Обитателям здешних мест ни к чему было тесать камень или обжигать кирпич: вокруг в достатке векового леса – строй, не хочу. А дерево – материал недолговечный. Коли огонь его вмиг пеплом не обернет, так все едино гнильца сожрет потихонечку. Перестал человек следить – за пару десятилетий крытого дранкой дома не станет. Только холмик на месте избы да ямка как напоминание о погребе. Оттого и кажется, что просторы таежные испокон веков стояли пустыми и безжизненными, а цивилизация развивалась где-то в другом мире: на юге, на востоке, на западе.
Однако вот что говорят об этом историки:
«…во второй половине нашего века археологам удалось развернуть практически по всей территории Приуралья, Горного Урала и Зауралья планомерные массированные разведки и раскопы… Результатом… стало раскрытие совершенно неожиданно нового мира, того мира, который создали предки уральских народов в эпохи бронзы (конец третьего тысячелетия до нашей эры – восьмой век до новой эры), железа (седьмой век до новой эры – девятый век новой эры), раннего Средневековья (десятый – тринадцатый века новой эры). И главной его приметой стала развитая сеть городов…»
«…На участке всего-то протяженностью в 8-9 километров обнаружены довольно хорошо реконструируемые остатки 60 городищ и многих сотен тяготеющих к ним поселений…»
«Уже около пяти тысяч лет назад на Южном Урале, в Прикамье и в Зауралье сформировались, как утверждает археолог Е. Н. Черных, самостоятельные металлургические центры, опирающиеся на собственное сырье и топливо… Горняки, люди тяжелой профессии, уже тогда поедали неимоверное количество мяса – с раскопа площадью всего 64 квадратных метра собрано около 50 тысяч различных костей животных»[1].

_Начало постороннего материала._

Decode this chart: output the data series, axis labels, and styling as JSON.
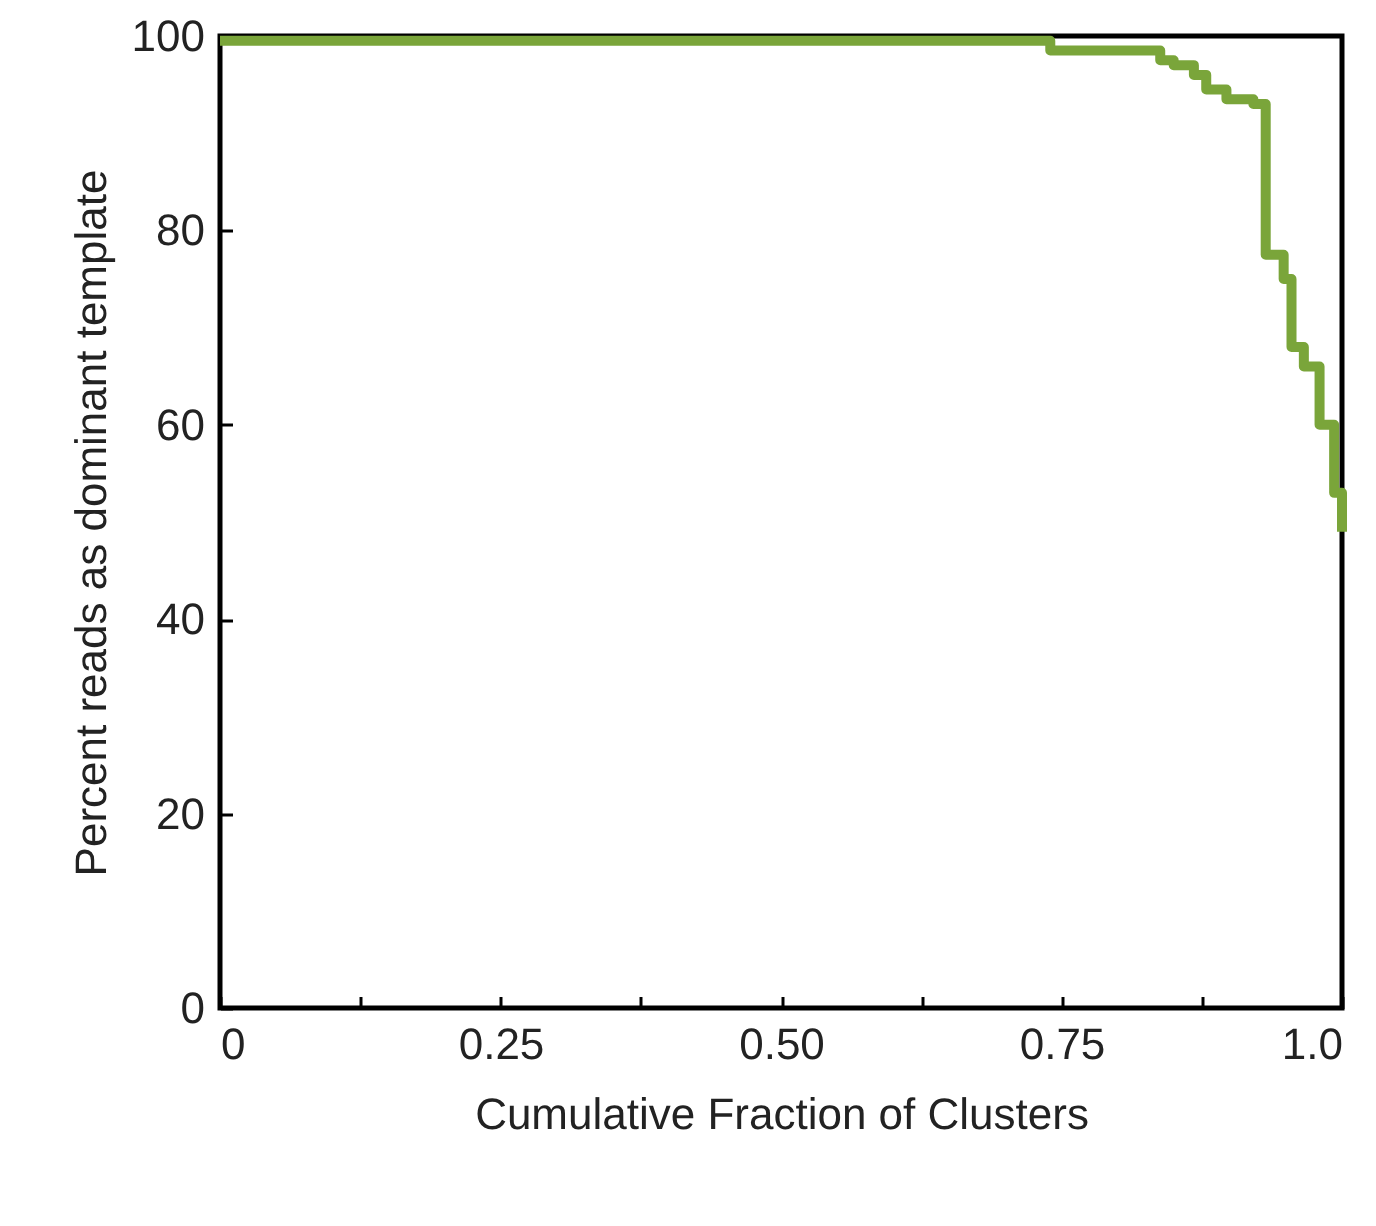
{
  "chart_data": {
    "type": "step",
    "xlabel": "Cumulative Fraction of Clusters",
    "ylabel": "Percent reads as dominant template",
    "x": [
      0,
      0.74,
      0.838,
      0.85,
      0.868,
      0.879,
      0.897,
      0.921,
      0.932,
      0.948,
      0.955,
      0.966,
      0.98,
      0.993,
      1.0
    ],
    "series": [
      {
        "color": "#7aa53a",
        "values": [
          99.5,
          98.5,
          97.5,
          97,
          96,
          94.5,
          93.5,
          93,
          77.5,
          75,
          68,
          66,
          60,
          53,
          49
        ]
      }
    ],
    "xlim": [
      0,
      1
    ],
    "xticks": [
      0,
      {
        "value": 0.125,
        "label": null
      },
      0.25,
      {
        "value": 0.375,
        "label": null
      },
      {
        "value": 0.5,
        "label": "0.50"
      },
      {
        "value": 0.625,
        "label": null
      },
      0.75,
      {
        "value": 0.875,
        "label": null
      },
      {
        "value": 1,
        "label": "1.0"
      }
    ],
    "ylim": [
      0,
      100
    ],
    "yticks": [
      0,
      20,
      40,
      60,
      80,
      100
    ],
    "grid": false,
    "marker": "none",
    "line_style": "solid"
  }
}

«В Челябинской области, на реке Большая Караганка, обнаружено городище синташтинского типа возрастом предположительно около пяти тысяч лет. Населяло его, по различным оценкам, от двух до трех тысяч человек. После выработки находящегося рядом месторождения медной руды (Воровская яма) селение было подожжено жителями одновременно с четырех сторон и оставлено».

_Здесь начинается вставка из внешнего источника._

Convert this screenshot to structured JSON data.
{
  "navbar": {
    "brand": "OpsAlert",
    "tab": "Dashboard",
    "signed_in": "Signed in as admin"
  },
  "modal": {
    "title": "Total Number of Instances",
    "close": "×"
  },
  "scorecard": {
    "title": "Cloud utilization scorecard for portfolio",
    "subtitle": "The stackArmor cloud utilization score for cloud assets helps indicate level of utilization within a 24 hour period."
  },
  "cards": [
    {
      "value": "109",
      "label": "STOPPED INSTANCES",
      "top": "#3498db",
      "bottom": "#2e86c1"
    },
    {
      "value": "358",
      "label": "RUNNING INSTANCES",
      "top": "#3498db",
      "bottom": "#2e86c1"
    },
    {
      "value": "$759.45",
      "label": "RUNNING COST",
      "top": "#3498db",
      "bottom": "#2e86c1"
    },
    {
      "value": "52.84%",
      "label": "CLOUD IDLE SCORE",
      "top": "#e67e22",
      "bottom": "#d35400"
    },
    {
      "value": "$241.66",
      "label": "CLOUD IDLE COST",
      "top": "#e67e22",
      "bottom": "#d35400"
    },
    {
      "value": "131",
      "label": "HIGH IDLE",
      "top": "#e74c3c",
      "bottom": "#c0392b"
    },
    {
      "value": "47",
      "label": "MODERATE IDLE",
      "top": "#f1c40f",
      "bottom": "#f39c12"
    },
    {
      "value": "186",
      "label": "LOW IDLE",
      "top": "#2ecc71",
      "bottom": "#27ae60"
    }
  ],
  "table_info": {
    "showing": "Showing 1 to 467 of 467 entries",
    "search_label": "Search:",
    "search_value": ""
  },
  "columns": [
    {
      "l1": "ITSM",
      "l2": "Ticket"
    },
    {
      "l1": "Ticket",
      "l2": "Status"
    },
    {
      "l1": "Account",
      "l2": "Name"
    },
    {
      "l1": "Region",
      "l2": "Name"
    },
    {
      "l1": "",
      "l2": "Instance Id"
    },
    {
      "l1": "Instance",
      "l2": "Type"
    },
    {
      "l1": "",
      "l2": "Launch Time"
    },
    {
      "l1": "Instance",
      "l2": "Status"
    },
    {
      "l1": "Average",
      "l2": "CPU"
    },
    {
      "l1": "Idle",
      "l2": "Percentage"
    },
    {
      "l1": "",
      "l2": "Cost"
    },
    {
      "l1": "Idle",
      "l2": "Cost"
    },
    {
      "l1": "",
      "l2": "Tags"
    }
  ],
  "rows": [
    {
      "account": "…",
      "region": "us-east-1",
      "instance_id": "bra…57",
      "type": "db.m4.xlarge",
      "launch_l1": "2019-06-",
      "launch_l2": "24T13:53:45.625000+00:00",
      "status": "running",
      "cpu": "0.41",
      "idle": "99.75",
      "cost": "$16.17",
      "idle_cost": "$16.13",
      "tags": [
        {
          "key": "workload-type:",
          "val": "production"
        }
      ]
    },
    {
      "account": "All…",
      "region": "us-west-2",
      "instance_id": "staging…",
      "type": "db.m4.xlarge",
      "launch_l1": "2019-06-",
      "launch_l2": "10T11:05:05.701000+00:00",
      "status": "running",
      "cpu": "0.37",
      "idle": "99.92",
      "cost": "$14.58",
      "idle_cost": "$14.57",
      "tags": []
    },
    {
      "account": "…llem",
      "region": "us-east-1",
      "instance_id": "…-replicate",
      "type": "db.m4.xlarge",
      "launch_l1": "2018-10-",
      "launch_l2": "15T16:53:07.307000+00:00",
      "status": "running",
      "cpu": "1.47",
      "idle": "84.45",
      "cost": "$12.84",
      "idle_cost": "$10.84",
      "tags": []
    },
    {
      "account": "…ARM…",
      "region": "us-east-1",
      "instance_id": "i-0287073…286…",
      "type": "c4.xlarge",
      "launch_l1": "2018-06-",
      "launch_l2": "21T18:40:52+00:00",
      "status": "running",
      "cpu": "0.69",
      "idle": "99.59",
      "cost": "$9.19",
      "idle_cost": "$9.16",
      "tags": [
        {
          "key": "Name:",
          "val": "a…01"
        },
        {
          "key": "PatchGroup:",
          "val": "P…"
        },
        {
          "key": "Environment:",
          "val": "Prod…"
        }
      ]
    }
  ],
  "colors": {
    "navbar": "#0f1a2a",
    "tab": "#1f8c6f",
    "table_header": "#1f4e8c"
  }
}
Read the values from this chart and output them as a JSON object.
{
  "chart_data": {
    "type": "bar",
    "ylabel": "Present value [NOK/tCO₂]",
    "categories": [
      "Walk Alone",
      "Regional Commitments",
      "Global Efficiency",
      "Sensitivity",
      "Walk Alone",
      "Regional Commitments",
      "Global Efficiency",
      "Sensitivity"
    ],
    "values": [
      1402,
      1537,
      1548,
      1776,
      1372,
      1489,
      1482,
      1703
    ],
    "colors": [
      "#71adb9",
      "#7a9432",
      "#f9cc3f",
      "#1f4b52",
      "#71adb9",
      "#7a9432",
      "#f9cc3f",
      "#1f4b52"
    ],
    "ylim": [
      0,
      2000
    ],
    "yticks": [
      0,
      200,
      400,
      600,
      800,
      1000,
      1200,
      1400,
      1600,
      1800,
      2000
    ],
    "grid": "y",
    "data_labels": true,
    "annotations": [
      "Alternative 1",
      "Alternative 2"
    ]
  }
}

В могильниках найдены воины с оружием, которое позднее назовут вооружением катафрактариев, первые в истории человечества колесницы, в болотах – древние настилы идущих неведомо куда дорог, в городищах – уникальные, не имеющие аналогов в мире плавильные печи, совмещенные с колодцами.
Все это вместе взятое означает одно: в те самые времена, когда зарабатывали свою славу магрибские колдуны и закладывали основы Каббалы вавилонские мудрецы, среди сибирских лесов тоже возникали и исчезали великие цивилизации – со своими ремеслами, со своими верованиями и искусствами, со своими богами и тайными знаниями.
Засим я начинаю мое почти правдивое повествование…
Проклятие горка
Поземка струилась под брюхо коней снежными струйками, словно река на песчаном мелководье. На лошадиных мордах, на шерсти возле ноздрей нарос серебристый иней; порывы ветра иногда пробивались сквозь густой лисий мех и касались прохладой потной шеи. Наверное, в степи было холодно. Точнее Олег определить не мог, поскольку термометров в здешней Руси еще не изобрели, да и нужды в них особой не испытывали, а сам он никакого мороза не чувствовал. Какой мороз, если под пластинчатую бриганту поверх голубой атласной рубахи надет войлочный поддоспешник в полтора пальца толщиной, сам бархатный доспех щедро подстеган ватой, да еще на него овчинный тулуп накинут. На ногах – меховые штаны из сшитого мехом внутрь каракуля, выпущенные поверх мягких, войлочных, с кожаными подошвами чуней, на голове – волчий треух, подаренный месяц назад радостным селянином, сыну которого ведун в плату за ночлег заговорил «волчанку». Олегу Середину было так тепло, что он даже рукавицы сунул в карман тощей чересседельной сумки и придерживал заледеневшее ратовище рогатины голой ладонью.
– Пожалуй, ниже минус десяти, – негромко решил ведун. – Будь теплее, я бы и шапку скинул.
Шапку снять хотелось – голова раскалывалась после вчерашнего княжеского пира и просила прохладного компресса, рассола, кваса или, на худой конец, укропной воды. Но в суровых походных условиях излишеств воинам не полагалось: только кислое греческое вино и хмельной русский мед. И, как оказалось, смешивать эти напитки не стоило.
Олег стащил шапку, тряхнул головой, впуская свежий воздух под корни волос… Ох, надо, надо обриться наголо, как все бояре ходят. Не придется о гигиене заботиться, пока в дальних походах баню устроить невозможно, расчесываться ни к чему, никакие насекомые никогда не заведутся. Да и ветру лысину подставить опосля хмельной ночи куда как приятнее.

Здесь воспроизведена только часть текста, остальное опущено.